Vries, M. de
Author: Michael de Vries
Graduation Year: 2009
Department: Theoretical Philosophy
Thesis: On Cognition and Computability
Computationalism is a popular position in cognitive science. Some researchers defend good-
old fashioned AI or connectionism, while others argue that cognition has to be computed in
relation to its environment (embodied cognition). Despite these relevant differences,
computationalism states that cognition can be simulated by computational procedures. In
other words, humans are some sort of computers/machines. Although this position is
popular, it has its critics. The aim of this master thesis is to explain the relation between
computability and cognition, and discuss some arguments against computationalism.

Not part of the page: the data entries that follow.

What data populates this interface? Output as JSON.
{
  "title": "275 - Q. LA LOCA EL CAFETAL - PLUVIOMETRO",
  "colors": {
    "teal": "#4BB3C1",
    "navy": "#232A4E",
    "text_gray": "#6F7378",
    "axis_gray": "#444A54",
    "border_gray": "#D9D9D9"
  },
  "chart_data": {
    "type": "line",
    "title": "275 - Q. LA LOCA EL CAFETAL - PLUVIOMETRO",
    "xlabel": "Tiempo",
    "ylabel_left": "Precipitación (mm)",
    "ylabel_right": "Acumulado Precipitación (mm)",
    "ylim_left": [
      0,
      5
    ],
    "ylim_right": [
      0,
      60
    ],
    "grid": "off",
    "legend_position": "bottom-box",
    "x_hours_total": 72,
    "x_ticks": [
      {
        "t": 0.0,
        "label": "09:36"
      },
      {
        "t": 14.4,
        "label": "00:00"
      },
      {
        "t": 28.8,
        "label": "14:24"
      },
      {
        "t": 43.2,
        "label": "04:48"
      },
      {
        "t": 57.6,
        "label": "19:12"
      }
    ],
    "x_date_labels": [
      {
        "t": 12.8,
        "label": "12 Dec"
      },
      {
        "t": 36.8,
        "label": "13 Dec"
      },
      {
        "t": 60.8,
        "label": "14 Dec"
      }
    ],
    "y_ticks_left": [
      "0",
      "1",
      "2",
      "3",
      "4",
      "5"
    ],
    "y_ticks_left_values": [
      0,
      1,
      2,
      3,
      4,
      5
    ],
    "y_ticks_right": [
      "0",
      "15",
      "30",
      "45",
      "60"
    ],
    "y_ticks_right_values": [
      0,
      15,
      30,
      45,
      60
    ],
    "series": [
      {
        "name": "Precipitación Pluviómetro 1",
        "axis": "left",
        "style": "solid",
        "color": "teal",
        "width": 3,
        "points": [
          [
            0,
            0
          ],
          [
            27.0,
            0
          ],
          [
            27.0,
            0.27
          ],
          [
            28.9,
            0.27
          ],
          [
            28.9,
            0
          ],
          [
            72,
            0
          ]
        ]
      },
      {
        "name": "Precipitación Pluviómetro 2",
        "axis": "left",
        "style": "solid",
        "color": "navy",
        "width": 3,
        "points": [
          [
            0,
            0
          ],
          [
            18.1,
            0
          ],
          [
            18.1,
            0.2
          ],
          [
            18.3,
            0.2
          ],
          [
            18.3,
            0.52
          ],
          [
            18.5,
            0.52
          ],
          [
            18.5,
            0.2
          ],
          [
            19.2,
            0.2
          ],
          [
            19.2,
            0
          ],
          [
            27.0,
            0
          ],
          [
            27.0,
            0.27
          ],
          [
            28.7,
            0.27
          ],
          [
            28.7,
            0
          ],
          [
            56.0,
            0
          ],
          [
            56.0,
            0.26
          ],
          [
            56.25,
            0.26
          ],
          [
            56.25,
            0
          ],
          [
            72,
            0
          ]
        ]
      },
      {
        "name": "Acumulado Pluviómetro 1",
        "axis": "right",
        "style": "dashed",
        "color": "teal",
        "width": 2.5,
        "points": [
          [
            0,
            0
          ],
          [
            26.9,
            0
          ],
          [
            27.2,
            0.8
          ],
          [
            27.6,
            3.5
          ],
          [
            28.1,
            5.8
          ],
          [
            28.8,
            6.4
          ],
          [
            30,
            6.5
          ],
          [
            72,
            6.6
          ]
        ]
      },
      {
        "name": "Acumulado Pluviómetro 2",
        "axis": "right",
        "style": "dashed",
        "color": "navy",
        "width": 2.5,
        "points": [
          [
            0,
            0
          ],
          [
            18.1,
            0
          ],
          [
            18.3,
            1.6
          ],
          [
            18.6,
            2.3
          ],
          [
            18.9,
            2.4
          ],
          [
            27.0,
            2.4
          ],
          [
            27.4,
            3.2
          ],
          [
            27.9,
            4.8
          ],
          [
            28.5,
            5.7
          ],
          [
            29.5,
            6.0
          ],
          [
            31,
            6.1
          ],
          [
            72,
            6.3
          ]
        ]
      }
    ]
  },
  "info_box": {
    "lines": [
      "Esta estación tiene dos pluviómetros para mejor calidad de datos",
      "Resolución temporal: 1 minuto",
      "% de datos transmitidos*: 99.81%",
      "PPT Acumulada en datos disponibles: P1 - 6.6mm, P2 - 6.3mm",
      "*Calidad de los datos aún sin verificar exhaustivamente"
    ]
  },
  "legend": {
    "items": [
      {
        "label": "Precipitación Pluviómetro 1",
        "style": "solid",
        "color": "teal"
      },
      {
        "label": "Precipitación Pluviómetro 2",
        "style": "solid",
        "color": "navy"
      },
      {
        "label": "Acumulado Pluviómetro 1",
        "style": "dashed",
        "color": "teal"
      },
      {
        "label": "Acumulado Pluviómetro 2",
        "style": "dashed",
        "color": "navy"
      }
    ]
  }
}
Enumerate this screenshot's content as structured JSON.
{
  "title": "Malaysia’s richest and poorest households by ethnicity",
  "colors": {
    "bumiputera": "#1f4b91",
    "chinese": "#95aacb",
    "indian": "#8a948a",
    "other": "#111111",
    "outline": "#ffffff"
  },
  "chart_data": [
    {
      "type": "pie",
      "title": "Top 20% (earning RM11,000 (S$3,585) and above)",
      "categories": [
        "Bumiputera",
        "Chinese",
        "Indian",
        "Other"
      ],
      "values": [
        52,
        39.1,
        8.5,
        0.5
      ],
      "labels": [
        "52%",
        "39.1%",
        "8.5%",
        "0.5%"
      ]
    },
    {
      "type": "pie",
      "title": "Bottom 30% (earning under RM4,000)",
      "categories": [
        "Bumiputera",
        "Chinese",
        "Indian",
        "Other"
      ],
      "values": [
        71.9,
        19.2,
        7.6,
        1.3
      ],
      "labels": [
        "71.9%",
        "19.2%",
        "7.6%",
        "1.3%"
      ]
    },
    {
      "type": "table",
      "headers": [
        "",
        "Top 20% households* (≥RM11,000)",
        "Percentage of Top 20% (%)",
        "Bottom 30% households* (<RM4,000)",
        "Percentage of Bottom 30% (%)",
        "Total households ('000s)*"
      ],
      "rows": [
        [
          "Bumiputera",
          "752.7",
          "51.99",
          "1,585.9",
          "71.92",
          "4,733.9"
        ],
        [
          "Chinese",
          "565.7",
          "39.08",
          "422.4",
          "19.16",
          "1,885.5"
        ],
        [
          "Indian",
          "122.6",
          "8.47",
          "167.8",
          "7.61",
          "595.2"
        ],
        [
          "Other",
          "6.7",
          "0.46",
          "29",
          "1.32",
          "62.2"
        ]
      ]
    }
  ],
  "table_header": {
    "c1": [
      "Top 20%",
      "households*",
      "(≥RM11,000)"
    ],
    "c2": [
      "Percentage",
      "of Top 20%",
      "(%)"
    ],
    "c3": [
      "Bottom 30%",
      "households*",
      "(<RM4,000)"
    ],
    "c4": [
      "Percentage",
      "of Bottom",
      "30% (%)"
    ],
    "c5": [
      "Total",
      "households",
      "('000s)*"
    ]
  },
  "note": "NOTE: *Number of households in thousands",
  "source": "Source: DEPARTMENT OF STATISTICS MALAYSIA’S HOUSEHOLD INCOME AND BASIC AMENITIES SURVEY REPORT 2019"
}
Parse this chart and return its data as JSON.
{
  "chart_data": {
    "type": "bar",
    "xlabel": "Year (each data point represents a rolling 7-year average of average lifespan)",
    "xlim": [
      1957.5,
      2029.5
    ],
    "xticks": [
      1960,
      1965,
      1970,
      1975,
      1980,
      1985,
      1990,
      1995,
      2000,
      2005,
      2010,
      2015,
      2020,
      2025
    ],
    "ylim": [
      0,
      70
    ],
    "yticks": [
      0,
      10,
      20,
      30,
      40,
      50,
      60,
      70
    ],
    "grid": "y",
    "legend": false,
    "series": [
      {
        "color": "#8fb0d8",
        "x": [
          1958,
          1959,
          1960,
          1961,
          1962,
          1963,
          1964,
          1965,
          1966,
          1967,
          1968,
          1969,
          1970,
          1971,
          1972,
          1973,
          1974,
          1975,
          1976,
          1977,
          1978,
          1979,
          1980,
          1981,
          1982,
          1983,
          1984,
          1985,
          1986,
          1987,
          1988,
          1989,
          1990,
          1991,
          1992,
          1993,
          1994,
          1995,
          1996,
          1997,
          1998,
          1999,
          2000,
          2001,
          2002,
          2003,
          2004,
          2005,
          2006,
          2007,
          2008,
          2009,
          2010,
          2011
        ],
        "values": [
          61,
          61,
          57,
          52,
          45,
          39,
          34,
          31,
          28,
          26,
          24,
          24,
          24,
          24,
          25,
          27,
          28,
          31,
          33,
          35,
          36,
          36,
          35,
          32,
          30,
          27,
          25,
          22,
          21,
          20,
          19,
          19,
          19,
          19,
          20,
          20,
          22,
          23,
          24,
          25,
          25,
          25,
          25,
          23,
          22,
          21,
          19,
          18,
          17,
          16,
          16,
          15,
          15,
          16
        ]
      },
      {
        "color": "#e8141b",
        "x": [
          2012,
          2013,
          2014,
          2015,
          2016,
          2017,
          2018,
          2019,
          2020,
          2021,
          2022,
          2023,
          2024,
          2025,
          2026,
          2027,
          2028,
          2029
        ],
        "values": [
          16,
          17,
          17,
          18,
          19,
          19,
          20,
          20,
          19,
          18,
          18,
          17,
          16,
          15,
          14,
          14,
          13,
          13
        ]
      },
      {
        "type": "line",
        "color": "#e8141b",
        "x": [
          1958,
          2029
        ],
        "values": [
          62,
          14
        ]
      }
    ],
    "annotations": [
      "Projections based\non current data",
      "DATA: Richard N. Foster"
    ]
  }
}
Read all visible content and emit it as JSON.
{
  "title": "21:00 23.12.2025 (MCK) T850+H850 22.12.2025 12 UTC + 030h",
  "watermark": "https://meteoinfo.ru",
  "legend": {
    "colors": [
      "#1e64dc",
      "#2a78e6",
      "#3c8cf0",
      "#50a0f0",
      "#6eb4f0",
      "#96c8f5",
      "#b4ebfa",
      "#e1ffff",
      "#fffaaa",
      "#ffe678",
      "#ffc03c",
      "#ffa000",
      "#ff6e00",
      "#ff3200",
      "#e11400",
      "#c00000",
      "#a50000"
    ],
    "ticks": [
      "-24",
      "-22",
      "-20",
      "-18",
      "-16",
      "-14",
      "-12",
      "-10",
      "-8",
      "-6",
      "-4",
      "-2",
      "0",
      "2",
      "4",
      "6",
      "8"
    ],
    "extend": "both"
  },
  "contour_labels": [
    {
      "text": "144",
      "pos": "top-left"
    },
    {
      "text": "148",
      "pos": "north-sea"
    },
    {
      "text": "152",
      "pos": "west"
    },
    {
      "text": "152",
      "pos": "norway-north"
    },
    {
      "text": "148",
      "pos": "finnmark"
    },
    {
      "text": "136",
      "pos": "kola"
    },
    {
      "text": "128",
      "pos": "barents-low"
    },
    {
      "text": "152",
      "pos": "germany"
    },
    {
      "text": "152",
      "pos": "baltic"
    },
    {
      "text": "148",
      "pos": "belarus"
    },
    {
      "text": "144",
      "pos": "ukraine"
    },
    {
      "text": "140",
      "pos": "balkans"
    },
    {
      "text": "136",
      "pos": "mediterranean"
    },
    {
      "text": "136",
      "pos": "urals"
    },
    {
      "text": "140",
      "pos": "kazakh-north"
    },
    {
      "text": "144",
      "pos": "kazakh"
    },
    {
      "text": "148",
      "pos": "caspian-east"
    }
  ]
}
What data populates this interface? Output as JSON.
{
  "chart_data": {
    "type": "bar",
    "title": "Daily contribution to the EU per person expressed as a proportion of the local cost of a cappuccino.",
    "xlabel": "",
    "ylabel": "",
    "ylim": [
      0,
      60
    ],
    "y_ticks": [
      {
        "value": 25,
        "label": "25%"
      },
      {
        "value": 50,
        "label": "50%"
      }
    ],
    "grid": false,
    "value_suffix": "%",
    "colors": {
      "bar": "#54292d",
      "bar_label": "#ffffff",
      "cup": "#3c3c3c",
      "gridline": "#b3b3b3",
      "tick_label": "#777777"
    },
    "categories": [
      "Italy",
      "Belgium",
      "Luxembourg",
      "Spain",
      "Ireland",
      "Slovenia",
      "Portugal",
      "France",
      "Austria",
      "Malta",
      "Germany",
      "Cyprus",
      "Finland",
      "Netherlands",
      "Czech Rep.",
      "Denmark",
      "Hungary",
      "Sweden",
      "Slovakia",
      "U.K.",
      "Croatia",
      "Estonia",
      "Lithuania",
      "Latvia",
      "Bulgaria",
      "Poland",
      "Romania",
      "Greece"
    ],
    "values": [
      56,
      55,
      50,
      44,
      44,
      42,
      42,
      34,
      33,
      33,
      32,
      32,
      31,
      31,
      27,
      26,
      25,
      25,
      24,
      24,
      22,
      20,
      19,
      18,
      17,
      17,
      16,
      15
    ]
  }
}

There are arguments against computationalism based on thought-experiments in
philosophy, but the discussion of such arguments is beyond the scope of this thesis. The
arguments discussed in this thesis try to refute computationalism by using logic and facts
from the natural sciences. For instance, some argue (such as Lucas and Penrose) that
Gödel's incompleteness theorems in mathematical logic imply that the human mind has
properties no machines can have. Bringsjord and Zenzen are recently the most outspoken
critics of computationalism and some of their arguments are discussed in this thesis. For
example, they try to show that computation is reversible while cognition is not, therefore
cognition cannot be computation. Two others arguments of Bringsjord and Zenzen, "the
narrative argument" and "the argument from infinitary reasoning", are also discussed.
This thesis has two main conclusions. Firstly, I argue that discussed arguments
against computationalism fail. I counter every discussed argument with a list objections.
Secondly, I give some hints for further research in cognitive science and artificial intelligence.
Computationalism is the most plausible position in cognitive science and different forms of it
(good-old fashioned AI, connectionism, artificial life, behavior-based robotics and so on)
should work on computational models to simulate cognition artificially.